Bürgermeister Jens Augat betonte in seiner Rede die Verantwortung der heutigen Gesellschaft: „Wie konnte es geschehen, dass so viele geschwiegen, mitgemacht oder weggesehen haben? Geschichte wird nicht nur von Tätern geschrieben – sondern auch von Mitläufern und Gleichgültigkeit. Was am 27. Januar 1945 mit der Befreiung von Auschwitz sichtbar wurde, war nicht nur das Ausmaß des Verbrechens – es war der totale moralische Zusammenbruch einer Gesellschaft. Auschwitz steht für das Leid von Millionen Jüdinnen und Juden, von Sinti und Roma, von queeren Menschen, von Menschen mit Behinderungen und politisch Verfolgten. Dieses Grauen begann aber nicht mit Lagern oder Gaskammern, es begann mit Worten, mit Ausgrenzung, Entmenschlichung und Schweigen. Deshalb dürfen wir heute nicht wegsehen, wenn Antisemitismus, Hass und Hetze wieder offen auftreten – auf der Straße, im Netz, in der Politik. Erinnerung ist kein Ritual, sie ist ein Schutzschild. Demokratie ist keine Selbstverständlichkeit, sie muss jeden Tag verteidigt werden – hier in Osterode am Harz, in unserem Alltag, im Widerspruch, im Hinsehen und im Mut, nicht zu schweigen. Das „Nie wieder“ beginnt hier – in unserer Haltung, unserem Handeln, mit Solidarität, klaren Worten gegen Unrecht und mit offenen Herzen für die, die Schutz und Menschlichkeit brauchen.“

Die komplette Rede des Bürgermeisters ist online verfügbar unter:

www.osterode.de/osterodergedenktage2026

Als sichtbares Zeichen des Erinnerns verteilten die Omas gegen Rechts Kerzenlichter an die Teilnehmenden. Die Kerzen durften mit nach Hause genommen werden und sollten die Botschaft der Gedenktage über den Moment hinaus in den Alltag tragen. Den Abschluss der Osteroder Gedenktage bildete ein historischer Vortrag in der Stadtbibliothek Osterode am Harz, in dem das Schicksal eines Opfers der nationalsozialistischen „Euthanasie“ mit lokalem Bezug beleuchtet wurde. Ein starkes Signal kam auch aus der Stadtgesellschaft: Zahlreiche Unternehmen, Vereine und Institutionen bekannten sich öffentlich zur Osteroder Erklärung und setzen auf der städtischen Webseite ein sichtbares Zeichen für Demokratie, Menschenrechte und gegen Extremismus. Dieses breite Engagement unterstreicht, dass Erinnerungskultur in Osterode am Harz von vielen Schultern getragen wird.
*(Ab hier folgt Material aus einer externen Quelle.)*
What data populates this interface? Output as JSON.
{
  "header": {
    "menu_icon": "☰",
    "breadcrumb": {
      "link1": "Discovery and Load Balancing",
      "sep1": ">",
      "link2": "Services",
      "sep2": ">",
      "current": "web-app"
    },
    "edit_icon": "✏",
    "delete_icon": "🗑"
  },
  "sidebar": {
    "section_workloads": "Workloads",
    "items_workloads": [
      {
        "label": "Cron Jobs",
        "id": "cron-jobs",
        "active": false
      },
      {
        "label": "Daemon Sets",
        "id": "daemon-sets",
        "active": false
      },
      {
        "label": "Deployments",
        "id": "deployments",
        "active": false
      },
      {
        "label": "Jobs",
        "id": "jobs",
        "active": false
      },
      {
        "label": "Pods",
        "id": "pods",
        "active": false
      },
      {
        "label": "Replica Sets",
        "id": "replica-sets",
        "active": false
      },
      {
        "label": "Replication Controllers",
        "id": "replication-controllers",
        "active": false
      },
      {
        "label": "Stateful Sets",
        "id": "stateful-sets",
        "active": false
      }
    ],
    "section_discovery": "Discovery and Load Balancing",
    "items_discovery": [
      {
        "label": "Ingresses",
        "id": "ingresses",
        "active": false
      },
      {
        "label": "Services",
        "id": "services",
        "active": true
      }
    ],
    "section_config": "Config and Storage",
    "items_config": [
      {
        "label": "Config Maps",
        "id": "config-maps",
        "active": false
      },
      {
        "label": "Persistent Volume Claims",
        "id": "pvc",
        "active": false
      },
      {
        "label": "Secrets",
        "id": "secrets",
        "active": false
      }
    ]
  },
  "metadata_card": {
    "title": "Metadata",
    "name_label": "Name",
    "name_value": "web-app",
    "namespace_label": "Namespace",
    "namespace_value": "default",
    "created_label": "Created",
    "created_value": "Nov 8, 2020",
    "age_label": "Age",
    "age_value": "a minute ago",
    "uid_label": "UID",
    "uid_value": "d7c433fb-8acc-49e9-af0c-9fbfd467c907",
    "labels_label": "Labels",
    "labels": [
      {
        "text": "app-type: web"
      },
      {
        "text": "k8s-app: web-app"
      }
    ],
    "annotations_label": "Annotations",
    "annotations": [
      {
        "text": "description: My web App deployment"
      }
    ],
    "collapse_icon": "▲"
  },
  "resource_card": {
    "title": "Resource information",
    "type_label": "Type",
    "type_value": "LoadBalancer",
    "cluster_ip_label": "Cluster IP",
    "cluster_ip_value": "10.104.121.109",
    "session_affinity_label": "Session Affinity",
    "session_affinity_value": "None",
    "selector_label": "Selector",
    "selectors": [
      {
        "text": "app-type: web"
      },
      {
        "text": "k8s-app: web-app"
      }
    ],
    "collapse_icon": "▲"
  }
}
Die Stadt Osterode am Harz bedankt sich gemeinsam mit allen Partnerinnen und Partnern bei den Mitwirkenden, Referierenden, Unterstützenden sowie bei den zahlreichen Teilnehmenden. Die Osteroder Gedenktage 2026 haben gezeigt: Erinnerung ist nicht nur Rückblick, sondern ein Auftrag für Gegenwart und Zukunft.